Rapid HIV test providers should also be aware that some HIV-infected clients with discordant test results may take time to fully seroconvert, even when repeat confirmatory tests are performed on serum or plasma. Of note, one initially discordant rapid test client had negative results for both a serum EIA and IFA performed 42 days after
a reactive oral-fluid rapid test result. In the absence of an indeterminate WB conducted at the time of the negative EIA and negative IFA and a detectable NAAT conducted 10 days later, this apparently HIV-infected person would have been informed that he was not infected according to current U.S. confirmation guidelines 
. The possibility exists, though, that this infection was acquired after the initial reactive rapid test. Additionally, two other persons with discordant rapid test results who were classified as HIV-infected had an indeterminate repeat WB and a detectable NAAT. In these three cases, NAAT provided further information about infection status beyond WB test results. Since the publication of rapid test confirmation recommendations in 2003, one NAAT has been approved by the FDA for HIV diagnostic confirmation . Thus, NAAT should be considered in addition to WB or IFA for repeat confirmatory testing to help resolve the infection status of persons with discordant rapid HIV test results. It's important to note that a detectable NAAT may indicate infection, though an undetectable result does not verify a lack of infection .
Among those with discordant test results who had repeat confirmatory tests, most (80%), were found to be HIV uninfected. Of those classified as HIV uninfected, twelve persons who did not have evidence of HIV infection based on negative EIA, IFA, and NAAT results at their repeat test had an indeterminate repeat WB result. Only one of the twelve developed a major HIV band (p24) during follow-up, which can occur in uninfected persons 
. This person had a non-reactive EIA on repeat testing, which provided evidence that they were likely uninfected, though a repeat WB conducted on serum or NAAT on plasma may have provided more information. Because of the high prevalence of indeterminate WB results among persons who are not HIV-infected, the use of other confirmatory assays should be considered 
This surveillance project was subject to some limitations which should be mentioned. Local laboratories utilized a variety of EIA, WB and NAAT tests which have varying sensitivities and specificities, and repeat tests were conducted at varying intervals after the initial discordant test. However, all remnant serum or plasma specimens with sufficient volume sent to CDC were uniformly tested with a third-generation IgM-sensitive EIA, WB, and NAAT. Though the ultimate HIV infection classification of cases with repeat confirmatory testing appears to be correct, it is possible that the use of pooled NAAT on serum (an off label use) could have missed some early infections and resulted in misclassification. Additionally, some persons with an indeterminate repeat test result classified as uninfected could have been misclassified because of relatively short retesting intervals (i.e. insufficient time for seroconversion). However, of the 6 persons whose indeterminate repeat test occurred less than the median follow-up of 24 days, 3/3 were IFA negative and 3/3 were NAAT negative. An additional limitation of the surveillance project is potential under-reporting of discordant cases, though CDC staff regularly contacted health departments to gauge whether all discordant cases had been reported. Finally, another limitation is that the tests utilized are limited to those available in the U.S. and the testing guidelines mentioned are specific to the U.S., so results may not be generalizable to other countries.
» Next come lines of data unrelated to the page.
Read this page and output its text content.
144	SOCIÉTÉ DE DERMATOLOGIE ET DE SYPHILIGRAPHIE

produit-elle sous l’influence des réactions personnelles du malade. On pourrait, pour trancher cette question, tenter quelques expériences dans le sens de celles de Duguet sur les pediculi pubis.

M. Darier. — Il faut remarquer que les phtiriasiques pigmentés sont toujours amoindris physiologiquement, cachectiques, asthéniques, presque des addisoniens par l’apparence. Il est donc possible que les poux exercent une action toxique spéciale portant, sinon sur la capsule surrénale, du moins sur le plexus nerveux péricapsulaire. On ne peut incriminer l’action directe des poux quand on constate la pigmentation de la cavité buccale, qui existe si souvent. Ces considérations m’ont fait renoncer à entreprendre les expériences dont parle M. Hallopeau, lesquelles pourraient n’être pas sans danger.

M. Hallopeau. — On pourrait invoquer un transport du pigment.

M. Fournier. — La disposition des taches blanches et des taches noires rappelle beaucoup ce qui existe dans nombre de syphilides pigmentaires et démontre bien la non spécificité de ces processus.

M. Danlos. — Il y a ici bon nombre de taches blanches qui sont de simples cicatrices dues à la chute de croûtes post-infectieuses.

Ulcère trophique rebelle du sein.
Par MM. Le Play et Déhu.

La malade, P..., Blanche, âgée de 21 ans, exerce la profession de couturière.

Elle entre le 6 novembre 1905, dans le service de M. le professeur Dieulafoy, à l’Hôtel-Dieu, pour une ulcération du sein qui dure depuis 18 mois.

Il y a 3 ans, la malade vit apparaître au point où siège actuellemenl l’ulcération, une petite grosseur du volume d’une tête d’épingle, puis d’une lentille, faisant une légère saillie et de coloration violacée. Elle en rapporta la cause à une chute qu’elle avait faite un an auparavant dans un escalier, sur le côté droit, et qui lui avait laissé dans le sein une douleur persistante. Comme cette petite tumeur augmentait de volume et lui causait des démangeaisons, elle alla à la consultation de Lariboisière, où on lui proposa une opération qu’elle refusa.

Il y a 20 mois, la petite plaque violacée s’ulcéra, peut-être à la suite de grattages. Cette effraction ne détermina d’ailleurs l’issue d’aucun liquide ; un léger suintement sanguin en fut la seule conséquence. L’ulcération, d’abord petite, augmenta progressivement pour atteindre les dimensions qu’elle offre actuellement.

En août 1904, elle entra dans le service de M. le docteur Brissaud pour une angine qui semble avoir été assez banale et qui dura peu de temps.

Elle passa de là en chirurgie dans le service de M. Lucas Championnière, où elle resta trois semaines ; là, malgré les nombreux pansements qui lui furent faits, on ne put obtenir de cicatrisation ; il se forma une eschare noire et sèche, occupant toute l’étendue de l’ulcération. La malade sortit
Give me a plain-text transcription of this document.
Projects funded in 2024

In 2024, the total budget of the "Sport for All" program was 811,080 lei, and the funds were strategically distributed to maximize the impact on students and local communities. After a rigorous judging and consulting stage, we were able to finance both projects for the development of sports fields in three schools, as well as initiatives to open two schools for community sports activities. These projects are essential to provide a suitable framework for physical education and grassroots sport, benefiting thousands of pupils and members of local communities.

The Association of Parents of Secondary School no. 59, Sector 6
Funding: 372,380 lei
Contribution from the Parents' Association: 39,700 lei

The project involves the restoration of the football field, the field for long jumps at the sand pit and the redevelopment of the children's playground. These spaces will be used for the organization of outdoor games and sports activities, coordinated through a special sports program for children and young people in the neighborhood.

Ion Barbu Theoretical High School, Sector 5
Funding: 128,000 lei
The findings from this post marketing surveillance project underscore the need for rapid HIV testing programs to work with persons with reactive rapid tests and negative or indeterminate confirmatory test results to ensure that they have repeat confirmatory testing on a new specimen obtained during a follow-up visit. Due to the lower sensitivity of the WB performed on oral fluid, confirmatory testing following a reactive rapid test should be conducted using serum or plasma, when possible.